Nowadays, the new gold is wine. A farmer and miner, Yorkshireman Edwin Makereth, first planted vines in Avoca in 1887. Many wineries have since sprung up, including the Blue Pyrenees Estate, originally established in 1963 as Chateau Remy by the great champagne houses of Krug and Charles Heidsieck, and Taltarni in nearby Moonambel, another winery that also had a strong French influence, which may perhaps be explained by the local blue hued Pyrenees ranges that are said to be similar to the same mountain range that straddles the border between France and Spain. Some of Australia's best and most consistent wines, particularly shiraz, come from this district.
Have you ever wondered why some wines are fairly cheap and yet others command prices of hundreds of dollars? One factor that affects the price happens in the vineyard itself and is a result of how the grape vines are pruned. In the picture below, you can see what is a fairly old vine that has been pruned to promote just two lateral canes (the bits with leaves) that are trained to the wire.
Taltarni Vineyard, Moonambel
Taltarni Vineyard, Moonambel
This is a vine of similar age, but can you notice that it has four lateral canes? It's a bit tricky because of the other vines close by, but what the vigneron is doing is to double the output of this vine. So why shouldn't all vines carry more lateral canes, even more than four? The answer is wine quality. The less grapes that a particular vine has to support, the more energy it can put into those grapes, which leads to greater concentration and power in the finished wine, or put another way, the more grapes on the vine, the more dilute or less full bodied the finished wine. It is then a simple equation, less grapes of higher quality means higher prices, more grapes of lesser quality means cheaper prices. It just depends on what market the winemaker is aiming for.

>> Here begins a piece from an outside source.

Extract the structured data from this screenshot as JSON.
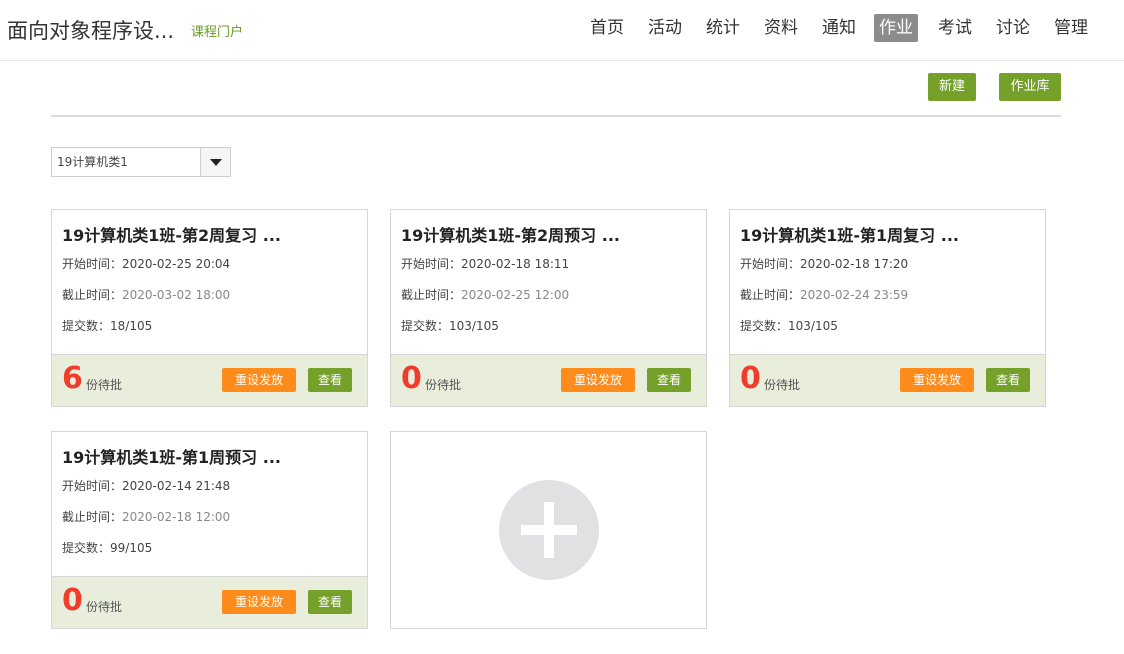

Have you ever come up with a new dish, serve it up to faint praise and never think of it again? Yeah, me too. On a previous outing with the same friends that came to Avoca this last weekend, I produced a Spanish themed salad, which no one said anything about, not a squeak, so I gave it no more thought - until we were menu planning for our barbeque and my mate's wife asked for it. To my horror I discovered I'd forgotten exactly what went into it! Well, I did manage to reprise it, this time to more acclaim. It seemed exactly in its right place, being served in sight of the Pyrenees, with a glass of the local wine.
A Spanish Salad
4 ripe tomatoes
2 green capsicums, roasted and skinned
50g black olives
100g blanched almonds or pine nuts
juice of half a lemon
4 tablespoons olive oil
salt and fresh ground pepper
100g Manchego cheese or other semi-hard sheep's milk cheese
Slice the tomatoes into rounds and arrange attractively in overlapping slices on a plate and season with salt and pepper. Slice the green capsicum into thin strips and place on top of the tomatoes and season with salt, leaving the tomato edges exposed. Toast the nuts in a dry frypan until well browned, cool and scatter on top of the capsicum along with the black olives. Make a dressing with the lemon juice, olive oil, salt and pepper and drizzle over the salad, then thinly pare the cheese with a vegetable peeler over the top. Serve.
Note: I made this originally with anchovies as well, but decided that was gilding the lily, though anchovy stuffed olives might be nice. The almonds and pine nuts are equally as good as each other. The original dressing had Spanish sherry vinegar, which we left behind along with the almonds.